Buy a lens with asymmetrical glass elements.
*Blank stare* What the heck does that mean??? :headscratch:
JustJazzie; the bokeh that you see in the cat shot is called "onion bokeh" or "onion-ring bokeh". What Braineack is referring to is the construction of his lens is what contributes to that type of bokeh.

Read about it here: The end of onion-ring bokeh? Panasonic beats the curse of aspheric lenses
Awesome! Thanks!
 
You mean I've finally done something right today? Whoo-Hoo!
 
Any help or input is appreciated!

The composition here is very good except for the mother's arm being so central.

tirediron has asked why the mix of lighting. Me too now. 1/4 second exposure is quite long, IMO.

Seems to me that you could use large white reflectors for fill and forget about using those continuous lights.
 
Sorry, should have been more specific on the feedback. Just wondering if the lighting looks okay?

Regarding the mixed lighting, not sure why! Noob move I suppose. I started out with the continuous lighting during my test shots and then added the flash and kept them. I really have a hard time wrapping my mind around the idea of flash freezing motion. The shutter speed of 1/4 is so slow and it seems okay with the flash. At some point though, it's going to show motion if it's slow enough I suppose.

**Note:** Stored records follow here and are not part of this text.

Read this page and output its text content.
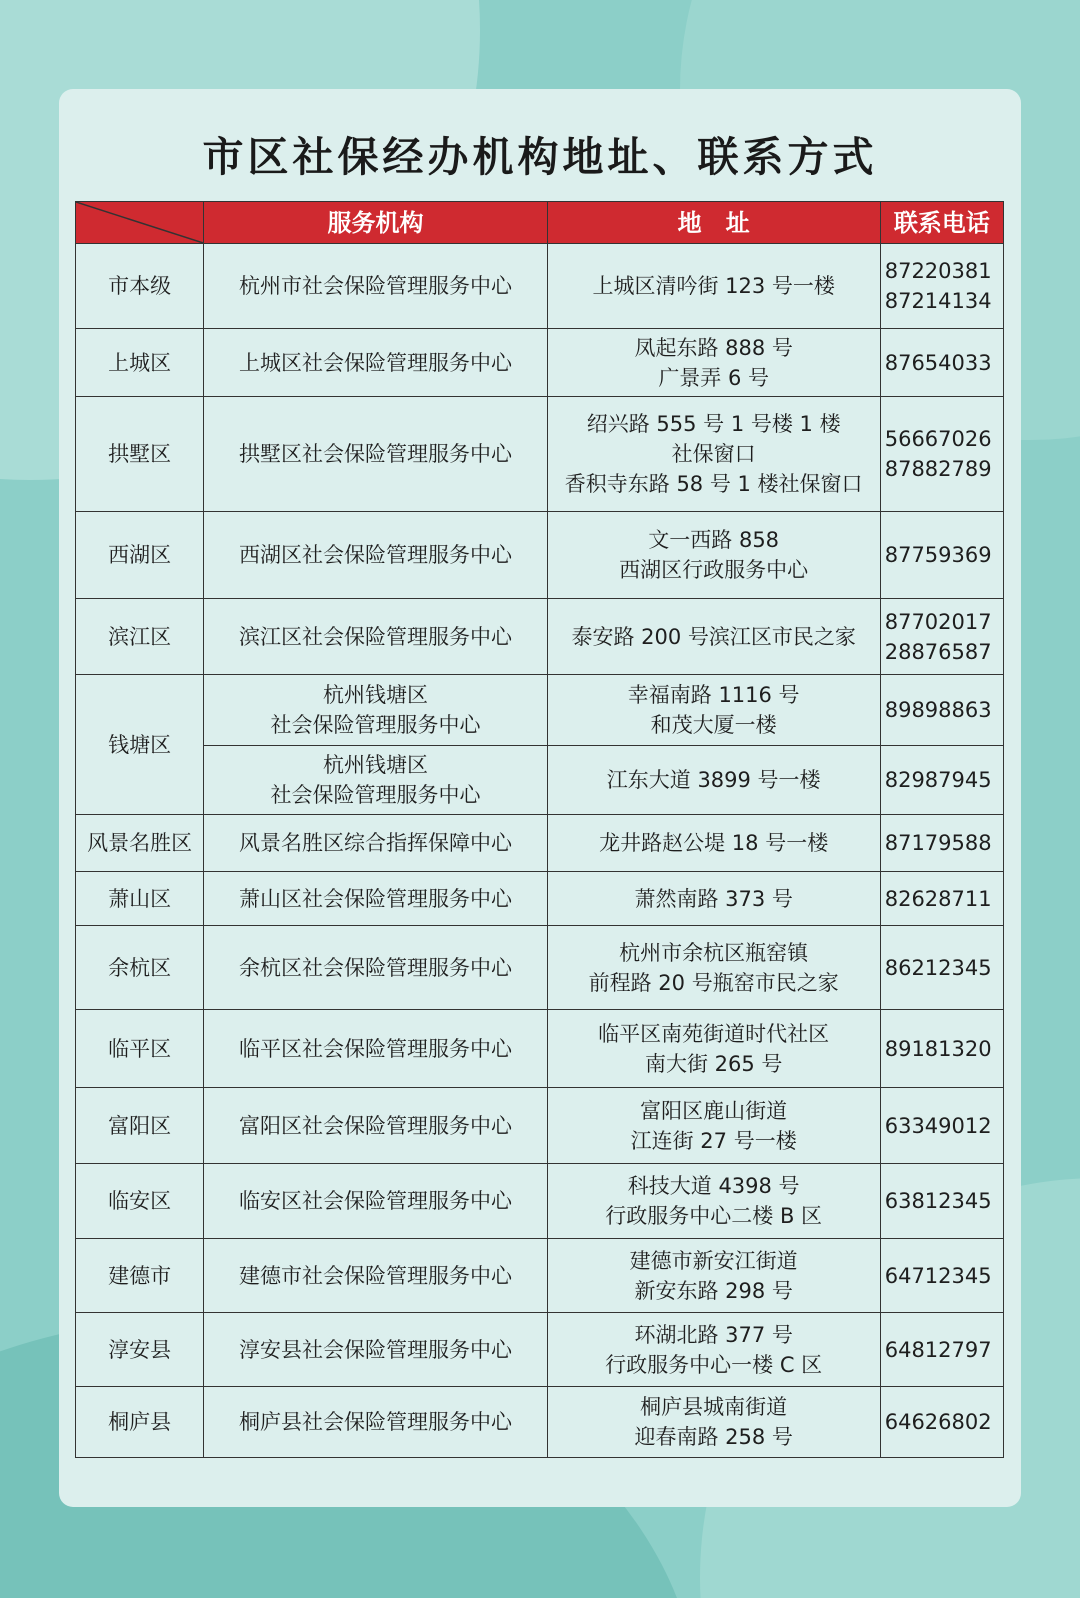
市区社保经办机构地址、联系方式
	服务机构	地　址	联系电话
市本级	杭州市社会保险管理服务中心	上城区清吟街 123 号一楼	87220381
87214134

上城区	上城区社会保险管理服务中心	凤起东路 888 号
广景弄 6 号	87654033

拱墅区	拱墅区社会保险管理服务中心	绍兴路 555 号 1 号楼 1 楼
社保窗口
香积寺东路 58 号 1 楼社保窗口	56667026
87882789

西湖区	西湖区社会保险管理服务中心	文一西路 858
西湖区行政服务中心	87759369

滨江区	滨江区社会保险管理服务中心	泰安路 200 号滨江区市民之家	87702017
28876587

钱塘区	杭州钱塘区
社会保险管理服务中心	幸福南路 1116 号
和茂大厦一楼	89898863

	杭州钱塘区
社会保险管理服务中心	江东大道 3899 号一楼	82987945

风景名胜区	风景名胜区综合指挥保障中心	龙井路赵公堤 18 号一楼	87179588

萧山区	萧山区社会保险管理服务中心	萧然南路 373 号	82628711

余杭区	余杭区社会保险管理服务中心	杭州市余杭区瓶窑镇
前程路 20 号瓶窑市民之家	86212345

临平区	临平区社会保险管理服务中心	临平区南苑街道时代社区
南大街 265 号	89181320

富阳区	富阳区社会保险管理服务中心	富阳区鹿山街道
江连街 27 号一楼	63349012

临安区	临安区社会保险管理服务中心	科技大道 4398 号
行政服务中心二楼 B 区	63812345

建德市	建德市社会保险管理服务中心	建德市新安江街道
新安东路 298 号	64712345

淳安县	淳安县社会保险管理服务中心	环湖北路 377 号
行政服务中心一楼 C 区	64812797

桐庐县	桐庐县社会保险管理服务中心	桐庐县城南街道
迎春南路 258 号	64626802
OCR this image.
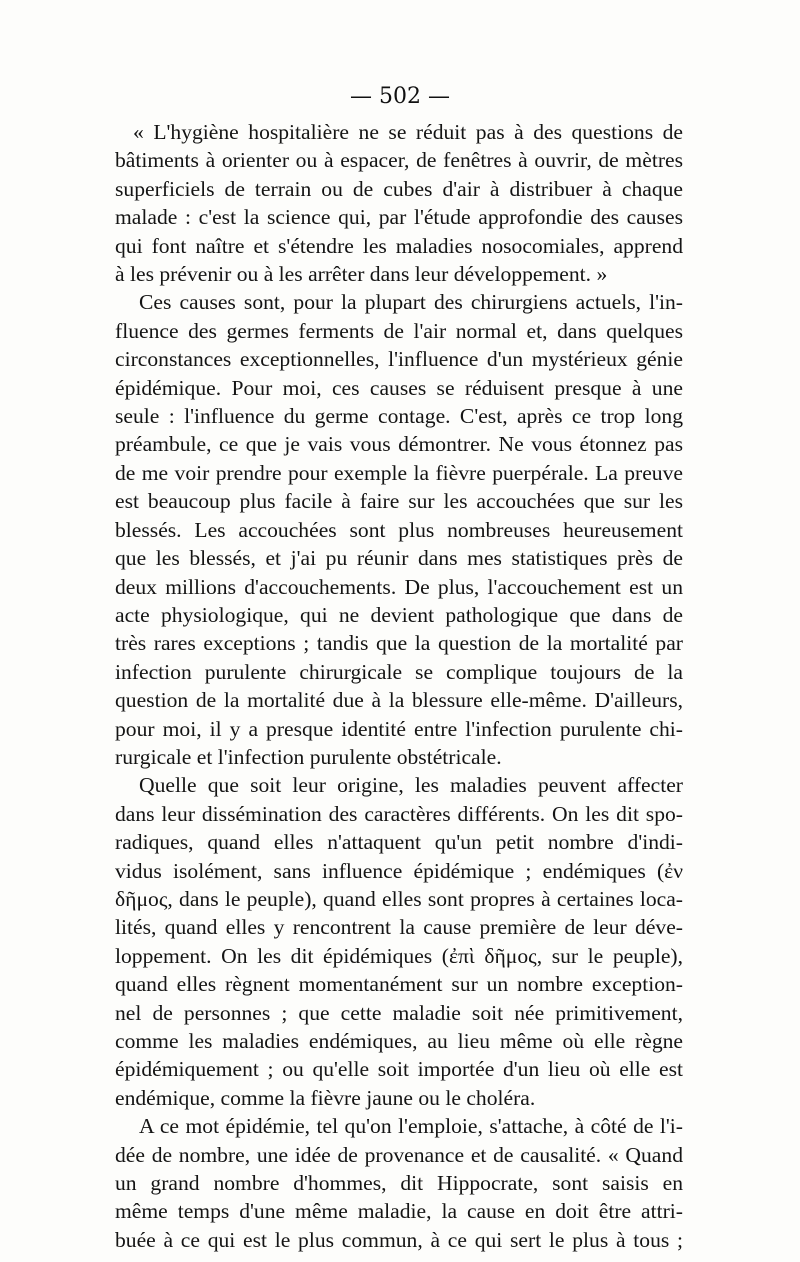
— 502 —
« L'hygiène hospitalière ne se réduit pas à des questions de
bâtiments à orienter ou à espacer, de fenêtres à ouvrir, de mètres
superficiels de terrain ou de cubes d'air à distribuer à chaque
malade : c'est la science qui, par l'étude approfondie des causes
qui font naître et s'étendre les maladies nosocomiales, apprend
à les prévenir ou à les arrêter dans leur développement. »
Ces causes sont, pour la plupart des chirurgiens actuels, l'in-
fluence des germes ferments de l'air normal et, dans quelques
circonstances exceptionnelles, l'influence d'un mystérieux génie
épidémique. Pour moi, ces causes se réduisent presque à une
seule : l'influence du germe contage. C'est, après ce trop long
préambule, ce que je vais vous démontrer. Ne vous étonnez pas
de me voir prendre pour exemple la fièvre puerpérale. La preuve
est beaucoup plus facile à faire sur les accouchées que sur les
blessés. Les accouchées sont plus nombreuses heureusement
que les blessés, et j'ai pu réunir dans mes statistiques près de
deux millions d'accouchements. De plus, l'accouchement est un
acte physiologique, qui ne devient pathologique que dans de
très rares exceptions ; tandis que la question de la mortalité par
infection purulente chirurgicale se complique toujours de la
question de la mortalité due à la blessure elle-même. D'ailleurs,
pour moi, il y a presque identité entre l'infection purulente chi-
rurgicale et l'infection purulente obstétricale.
Quelle que soit leur origine, les maladies peuvent affecter
dans leur dissémination des caractères différents. On les dit spo-
radiques, quand elles n'attaquent qu'un petit nombre d'indi-
vidus isolément, sans influence épidémique ; endémiques (ἐν
δῆμος, dans le peuple), quand elles sont propres à certaines loca-
lités, quand elles y rencontrent la cause première de leur déve-
loppement. On les dit épidémiques (ἐπὶ δῆμος, sur le peuple),
quand elles règnent momentanément sur un nombre exception-
nel de personnes ; que cette maladie soit née primitivement,
comme les maladies endémiques, au lieu même où elle règne
épidémiquement ; ou qu'elle soit importée d'un lieu où elle est
endémique, comme la fièvre jaune ou le choléra.
A ce mot épidémie, tel qu'on l'emploie, s'attache, à côté de l'i-
dée de nombre, une idée de provenance et de causalité. « Quand
un grand nombre d'hommes, dit Hippocrate, sont saisis en
même temps d'une même maladie, la cause en doit être attri-
buée à ce qui est le plus commun, à ce qui sert le plus à tous ;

Designer, you are right about the arm, it now stands out to me like a sore thumb!

Thanks much!
 
the final result actually doesn't look half bad. I would like to see the xmas lights more as bokeh balls for effect.
 
When using off camera flash, your shutter speed and aperture have slightly different functions to when you are using natural light. The flash "takes over" the freezing of motion and you use you shutter speed to control ambient light. A slower shutter speed will allow more ambient light into the camera and your aperture will [appear to] alter the intensity of your flash.